WordPress powers half the Internet* – When internet is defined as sites that use a CMS (33% of all sites)

Others

Expression Engine: Very flexible. Good for design oriented developers. Bad for advanced functionality. Scales well.

Craft CMS: New. People love it. Great WYSIWYG: Redactor

modX: Most flexible CMS out there. Doesn’t do anything out of the box.

Perch: Best $70 you can spend. Uses tiny DB. Super fast. Not open source.  Good support. Great for brochure websites.

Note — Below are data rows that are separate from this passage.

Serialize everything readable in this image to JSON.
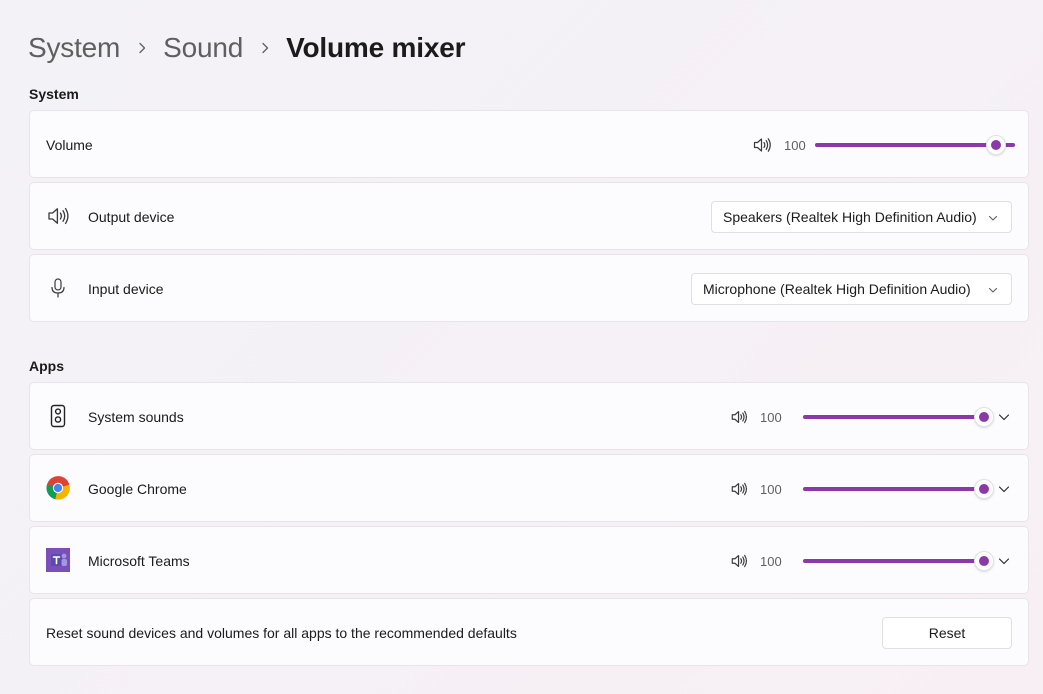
{
  "breadcrumb": {
    "items": [
      "System",
      "Sound",
      "Volume mixer"
    ]
  },
  "sections": {
    "system": "System",
    "apps": "Apps"
  },
  "system_volume": {
    "label": "Volume",
    "value": "100",
    "level_percent": 100,
    "icon": "speaker-icon"
  },
  "output_device": {
    "label": "Output device",
    "selected": "Speakers (Realtek High Definition Audio)",
    "icon": "speaker-icon"
  },
  "input_device": {
    "label": "Input device",
    "selected": "Microphone (Realtek High Definition Audio)",
    "icon": "microphone-icon"
  },
  "apps": [
    {
      "name": "System sounds",
      "value": "100",
      "level_percent": 100,
      "icon": "system-sounds-icon"
    },
    {
      "name": "Google Chrome",
      "value": "100",
      "level_percent": 100,
      "icon": "chrome-icon"
    },
    {
      "name": "Microsoft Teams",
      "value": "100",
      "level_percent": 100,
      "icon": "teams-icon"
    }
  ],
  "reset": {
    "description": "Reset sound devices and volumes for all apps to the recommended defaults",
    "button_label": "Reset"
  },
  "colors": {
    "accent": "#8b39a6",
    "background": "#f3f2f7",
    "card": "#fcfbfd"
  }
}
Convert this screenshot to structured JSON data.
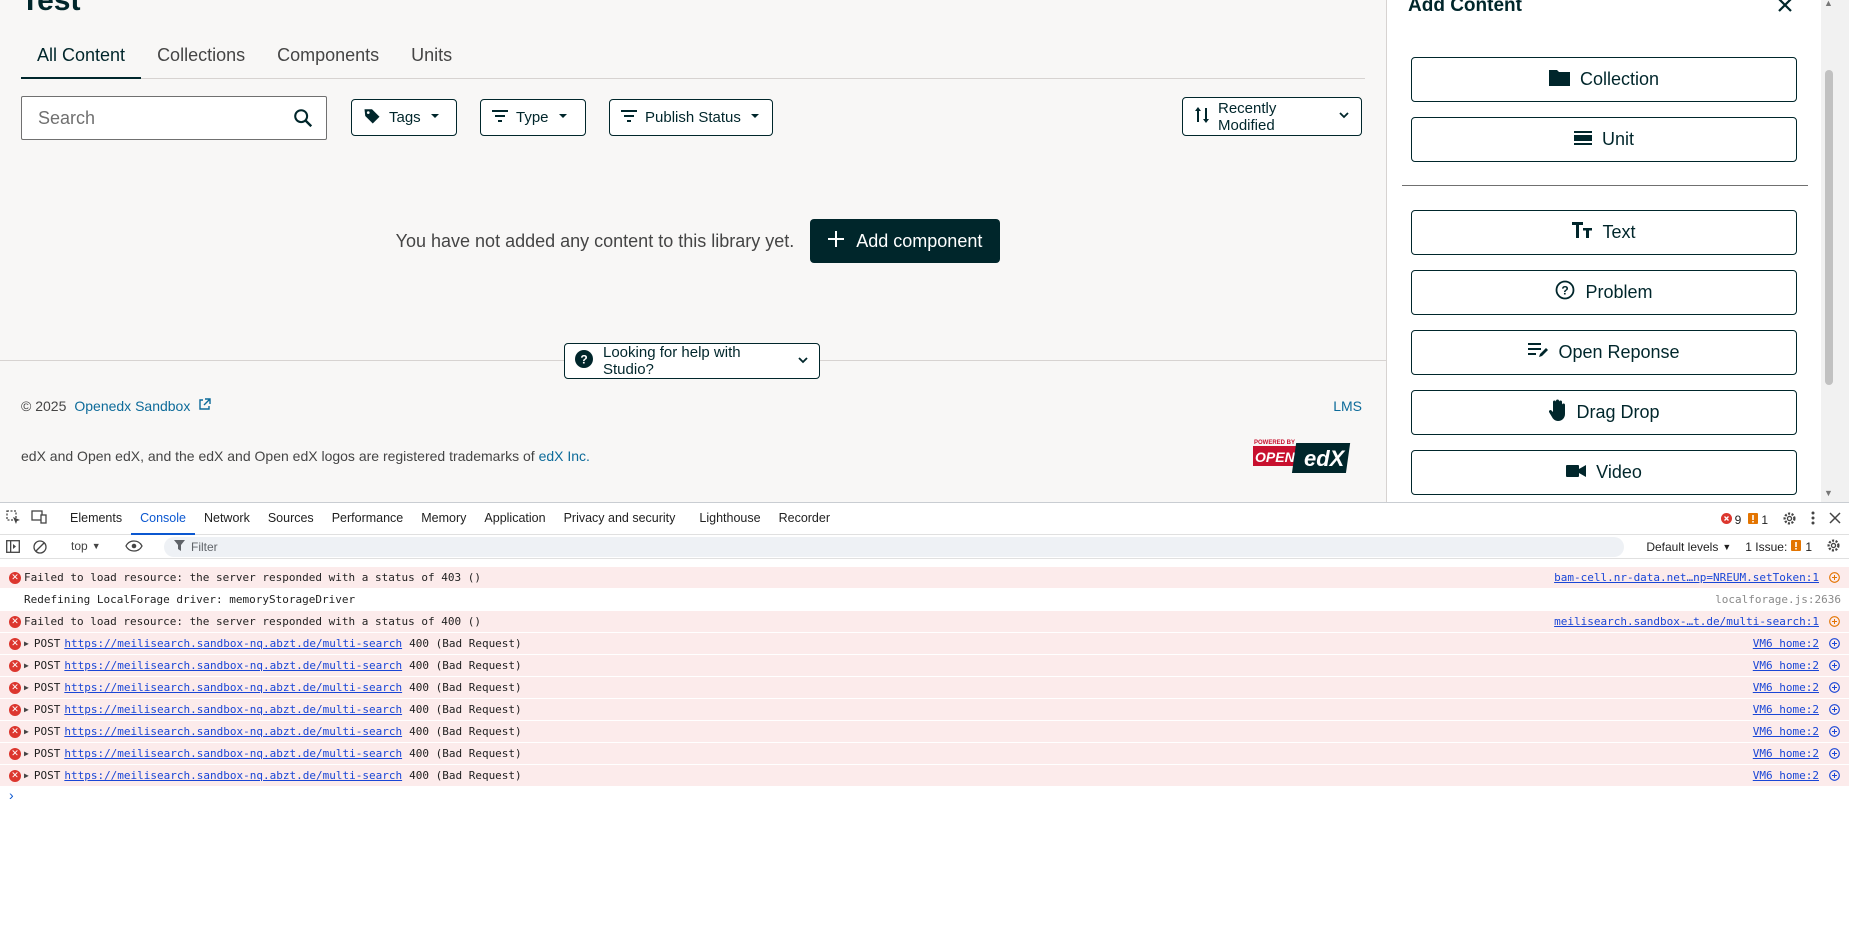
{
  "page": {
    "title": "Test",
    "tabs": [
      {
        "label": "All Content",
        "active": true
      },
      {
        "label": "Collections",
        "active": false
      },
      {
        "label": "Components",
        "active": false
      },
      {
        "label": "Units",
        "active": false
      }
    ],
    "search_placeholder": "Search",
    "filters": {
      "tags": "Tags",
      "type": "Type",
      "publish_status": "Publish Status",
      "sort": "Recently Modified"
    },
    "empty_message": "You have not added any content to this library yet.",
    "add_component": "Add component",
    "help": "Looking for help with Studio?",
    "footer": {
      "copyright": "© 2025",
      "site_link": "Openedx Sandbox",
      "lms": "LMS",
      "trademark_prefix": "edX and Open edX, and the edX and Open edX logos are registered trademarks of ",
      "trademark_link": "edX Inc.",
      "logo_powered": "POWERED BY",
      "logo_open": "OPEN",
      "logo_edx": "edX"
    }
  },
  "sidebar": {
    "title": "Add Content",
    "buttons": [
      "Collection",
      "Unit",
      "Text",
      "Problem",
      "Open Reponse",
      "Drag Drop",
      "Video"
    ]
  },
  "devtools": {
    "tabs": [
      "Elements",
      "Console",
      "Network",
      "Sources",
      "Performance",
      "Memory",
      "Application",
      "Privacy and security",
      "Lighthouse",
      "Recorder"
    ],
    "active_tab": "Console",
    "error_count": "9",
    "warning_count": "1",
    "context": "top",
    "filter_placeholder": "Filter",
    "levels": "Default levels",
    "issues_label": "1 Issue:",
    "issues_count": "1",
    "logs": [
      {
        "type": "err",
        "msg": "Failed to load resource: the server responded with a status of 403 ()",
        "src": "bam-cell.nr-data.net…np=NREUM.setToken:1"
      },
      {
        "type": "info",
        "msg": "Redefining LocalForage driver: memoryStorageDriver",
        "src": "localforage.js:2636"
      },
      {
        "type": "err",
        "msg": "Failed to load resource: the server responded with a status of 400 ()",
        "src": "meilisearch.sandbox-…t.de/multi-search:1"
      },
      {
        "type": "post",
        "method": "POST",
        "url": "https://meilisearch.sandbox-nq.abzt.de/multi-search",
        "status": "400 (Bad Request)",
        "src": "VM6 home:2"
      },
      {
        "type": "post",
        "method": "POST",
        "url": "https://meilisearch.sandbox-nq.abzt.de/multi-search",
        "status": "400 (Bad Request)",
        "src": "VM6 home:2"
      },
      {
        "type": "post",
        "method": "POST",
        "url": "https://meilisearch.sandbox-nq.abzt.de/multi-search",
        "status": "400 (Bad Request)",
        "src": "VM6 home:2"
      },
      {
        "type": "post",
        "method": "POST",
        "url": "https://meilisearch.sandbox-nq.abzt.de/multi-search",
        "status": "400 (Bad Request)",
        "src": "VM6 home:2"
      },
      {
        "type": "post",
        "method": "POST",
        "url": "https://meilisearch.sandbox-nq.abzt.de/multi-search",
        "status": "400 (Bad Request)",
        "src": "VM6 home:2"
      },
      {
        "type": "post",
        "method": "POST",
        "url": "https://meilisearch.sandbox-nq.abzt.de/multi-search",
        "status": "400 (Bad Request)",
        "src": "VM6 home:2"
      },
      {
        "type": "post",
        "method": "POST",
        "url": "https://meilisearch.sandbox-nq.abzt.de/multi-search",
        "status": "400 (Bad Request)",
        "src": "VM6 home:2"
      }
    ],
    "prompt": "›"
  },
  "colors": {
    "brand": "#00262b",
    "link": "#0d6b9a",
    "error": "#dc362e",
    "devtools_active": "#0b57d0"
  }
}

Squarespace: Good for commerce. Cheap. Hosted.

PyroCMS: Similar to modX. Good developers out there.

Ghost: Kickstarter project. Lean blogging. built on nodeJS. Cool side-by-side editor.

ECMS (expensive, good support)

  • SharePoint
  • DNN (Dot Net Nuke)
  • djangoCMS
  • Symphoy
  • Sitecore
  • Mura

Flat file (super fast, super simple)

  • statmic
  • kirby

IDE

  • Macaw
  • Dreamwaever ;)

15 key questions:

  1. What is the site for?
  2. Who is going to use/visit the site?
  3. How will pages/posts be organized?
  4. How critical is custom design?
  5. How much user experience research has been done? (will UI elements need to change)
  6. Who will actually be editing the content, & how often?
  7. Do you need to sell anything from the website?
  8. How important is SEO?
  9. How important is search within the site?
  10. Will there be user interaction?
  11. How important is security?
  12. Will there be multiple sites or languages?
  13. IS there data coming in or out from anywhere else?
  14. How many people do you expect you to visit the site at the same time?
  15. How long does the site need to last?